Tone, pitch, and secondary CTAs lost in translation.
Not only are the AI summaries taking important email real estate, they are replacing your team’s content and presentation efforts with generic AI presentations.
Your in-depth content will be summarized into single lines.
Your writing tone and voice will be replaced by generic, safe language
Your content-funnel will be flipped bottom up while abandoning your carefully crafted lead-in.
Your secondary content will go unseen as the summary deems it all irrelevant to the main section of email needing summarized.
In some cases, the AI summary will have two chances to impede engagement before subscribers can even see your brand’s logo(unless you have BIMI), let alone the actual content.
Less opens will lead to less inboxing.
From a deliverability perspective, there is real danger of AI summaries in the Subject Line/Preview Text making inboxing harder for promotional senders.
Not only are email opens used by these providers to determine reputation and inbox placement, but non-opens are also used for this.
What happens when skimmers no longer have to skim?
What happens when discounts and links are provided in the main mailbox without having to open a click-baited subject line to discover for yourself? (not that I recommend click-baited subject lines)

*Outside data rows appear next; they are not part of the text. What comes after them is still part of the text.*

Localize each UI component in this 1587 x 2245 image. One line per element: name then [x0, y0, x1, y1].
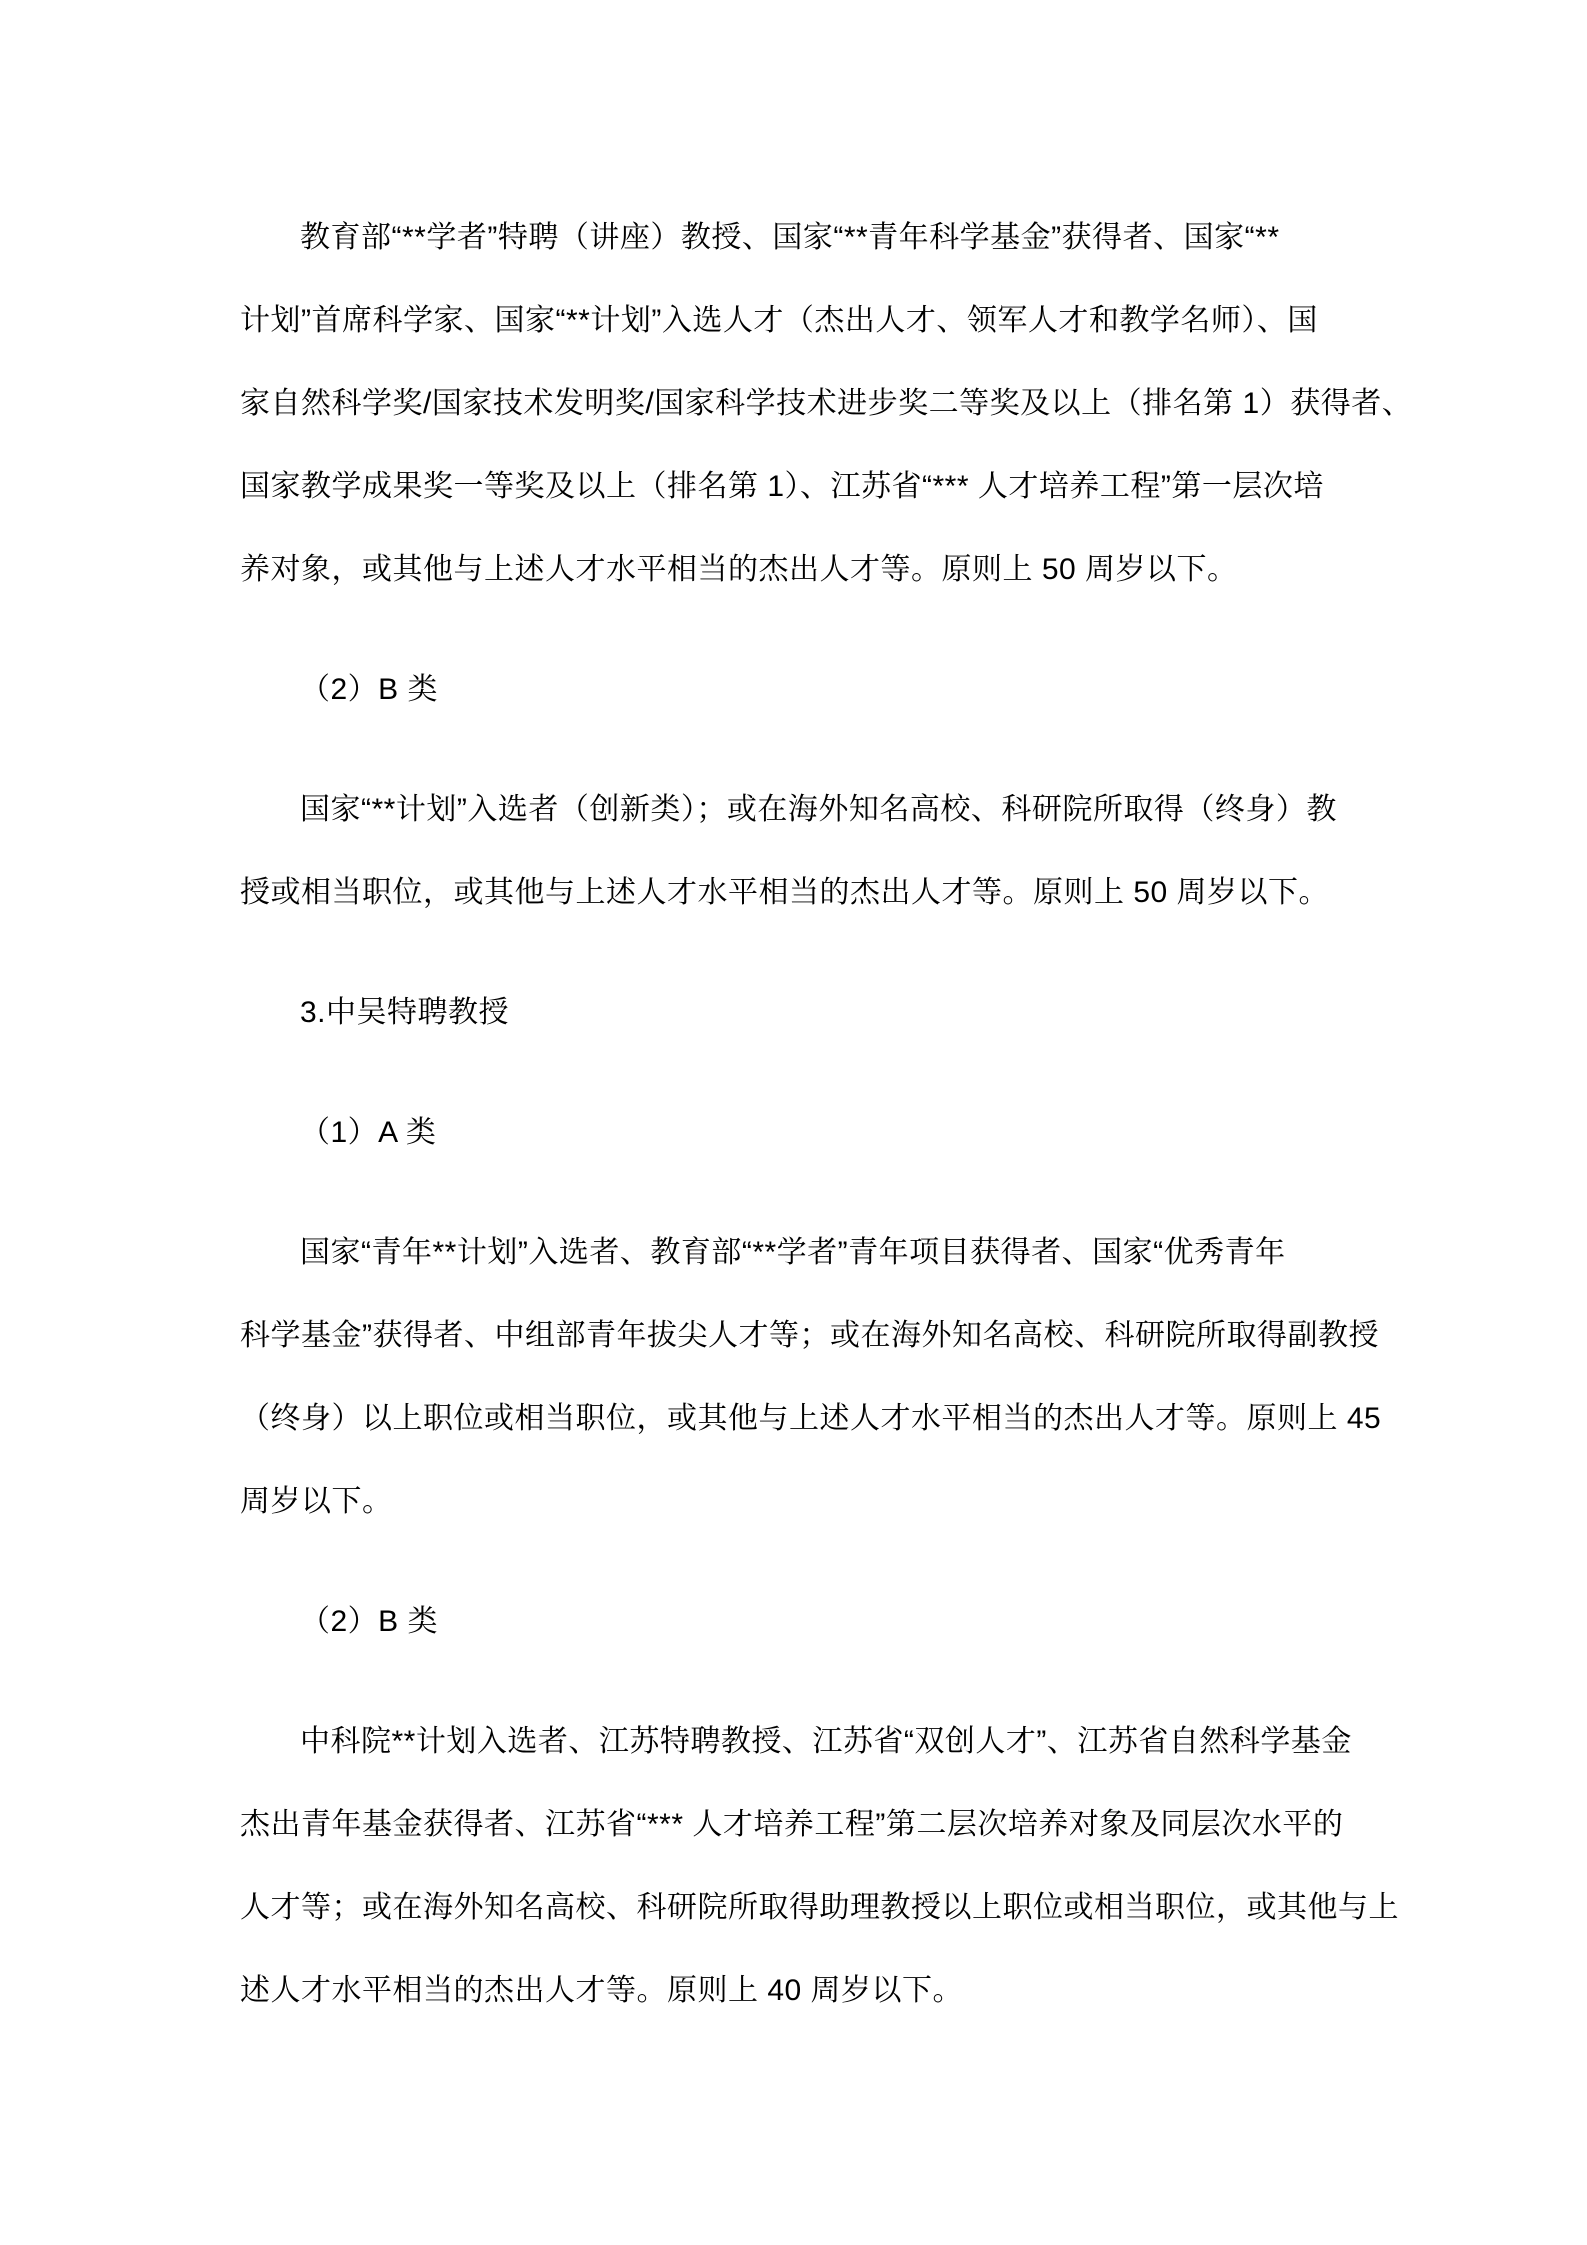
paragraph-line: 杰出青年基金获得者、江苏省“*** 人才培养工程”第二层次培养对象及同层次水平的 [240, 1783, 1350, 1866]
paragraph-line: 人才等；或在海外知名高校、科研院所取得助理教授以上职位或相当职位，或其他与上 [240, 1866, 1350, 1949]
paragraph-line: 述人才水平相当的杰出人才等。原则上 40 周岁以下。 [240, 1949, 1350, 2032]
paragraph-line: 科学基金”获得者、中组部青年拔尖人才等；或在海外知名高校、科研院所取得副教授 [240, 1294, 1350, 1377]
heading-zhongwu-distinguished-professor: 3.中吴特聘教授 [240, 971, 1350, 1054]
paragraph-line: 家自然科学奖/国家技术发明奖/国家科学技术进步奖二等奖及以上（排名第 1）获得者… [240, 362, 1350, 445]
section-heading: （2）B 类 [240, 648, 1350, 731]
paragraph-line: 教育部“**学者”特聘（讲座）教授、国家“**青年科学基金”获得者、国家“** [240, 196, 1350, 279]
paragraph-line: 周岁以下。 [240, 1460, 1350, 1543]
paragraph-line: （终身）以上职位或相当职位，或其他与上述人才水平相当的杰出人才等。原则上 45 [240, 1377, 1350, 1460]
paragraph-class-a-criteria: 国家“青年**计划”入选者、教育部“**学者”青年项目获得者、国家“优秀青年 科… [240, 1211, 1350, 1543]
paragraph-line: 养对象，或其他与上述人才水平相当的杰出人才等。原则上 50 周岁以下。 [240, 528, 1350, 611]
section-heading: （1）A 类 [240, 1091, 1350, 1174]
paragraph-line: 中科院**计划入选者、江苏特聘教授、江苏省“双创人才”、江苏省自然科学基金 [240, 1700, 1350, 1783]
paragraph-line: 授或相当职位，或其他与上述人才水平相当的杰出人才等。原则上 50 周岁以下。 [240, 851, 1350, 934]
paragraph-line: 国家“**计划”入选者（创新类）；或在海外知名高校、科研院所取得（终身）教 [240, 768, 1350, 851]
section-heading: （2）B 类 [240, 1580, 1350, 1663]
paragraph-talent-class-a-list: 教育部“**学者”特聘（讲座）教授、国家“**青年科学基金”获得者、国家“** … [240, 196, 1350, 611]
paragraph-class-b-criteria: 国家“**计划”入选者（创新类）；或在海外知名高校、科研院所取得（终身）教 授或… [240, 768, 1350, 934]
paragraph-line: 计划”首席科学家、国家“**计划”入选人才（杰出人才、领军人才和教学名师）、国 [240, 279, 1350, 362]
paragraph-line: 国家教学成果奖一等奖及以上（排名第 1）、江苏省“*** 人才培养工程”第一层次… [240, 445, 1350, 528]
heading-class-b-2: （2）B 类 [240, 1580, 1350, 1663]
paragraph-class-b-2-criteria: 中科院**计划入选者、江苏特聘教授、江苏省“双创人才”、江苏省自然科学基金 杰出… [240, 1700, 1350, 2032]
paragraph-line: 国家“青年**计划”入选者、教育部“**学者”青年项目获得者、国家“优秀青年 [240, 1211, 1350, 1294]
document-page: 教育部“**学者”特聘（讲座）教授、国家“**青年科学基金”获得者、国家“** … [0, 0, 1587, 2245]
heading-class-b: （2）B 类 [240, 648, 1350, 731]
heading-class-a: （1）A 类 [240, 1091, 1350, 1174]
document-content: 教育部“**学者”特聘（讲座）教授、国家“**青年科学基金”获得者、国家“** … [240, 196, 1350, 2032]
section-heading: 3.中吴特聘教授 [240, 971, 1350, 1054]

What happens when curiosity is mostly removed from the inbox altogether?
Opens drop.
Reputation drops.
Emails land in spam.
And you are left with the choice of staying in spam or sunsetting even more subscribers each year than you did before.
Not great.
Is there a solution for this, though? I think there is.
How to win engagements despite AI summaries
Below, you’ll not find coding hacks or ways to game the system.
The solution for this problem is building further upon growing email strategies::
Build brand loyalty with your emails
When your subscribers go into their mailbox, they should:
Expect your emails
Look forward to your emails
Be rewarded each time they open your emails
How do you do this? You start by:
Sending at consistent frequencies
Creating a rhythm of excitement, expectation, and reward in your email cycles, as well as in individual emails
Finding ways to provide personalized value to each recipient in varying ways (financially, emotionally, personally, etc.)
Provide content worth seeing beyond summary
You need to give subscribers a reason to want more than AI’s limp summary of your content.
You can do this by:
Hooking subscribers with a unique tone, voice, or perspective
Providing in-depth details and analysis of worthy topics
Creating/using interesting graphics, formatting, and more
Utilizing humorous memes, jokes, or stories that bring people back each time
Surprising with easter eggs or unexpected pieces lower down in your content
There are even more things that can be done beyond this. It’s just important to find ways to truly earn, not just one open, but a habit of opens by rewarding it each time with something interesting or of value, or both!
Use email as midway point rather than a destination
Just getting their eyes on the email can’t be the goal moving forward.
You want to build email strategies that both induce open interest and also lead to a focus on something further—a click, a reply, a download, a purchase.
One email does not equal one sale anymore.
Your email strategy should be a part of a journey where you are having a conversation along the way.
I understand the automatic leaning towards focusing on link clicks and purchases, but don’t forget the value of offering an open ear.
Replies are an even stronger positive deliverability signal than opens and it is becoming easier than ever to build out an automated, personalized experience.
You just have to build your email strategy inside a platform ready for it.
Closing
I know I started this blog sounding quite pessimistic about AI summaries.
Honestly, though, I look forward to the change it will bring to the landscape.
Every movement towards creating a more personalized and engaging marketing experience is also a movement towards more successful marketing.
Whether AI summaries really become what I expect it to become or not, if you take this information above and implement what works best with your audience, you will not only earn more conversions but easier inboxing.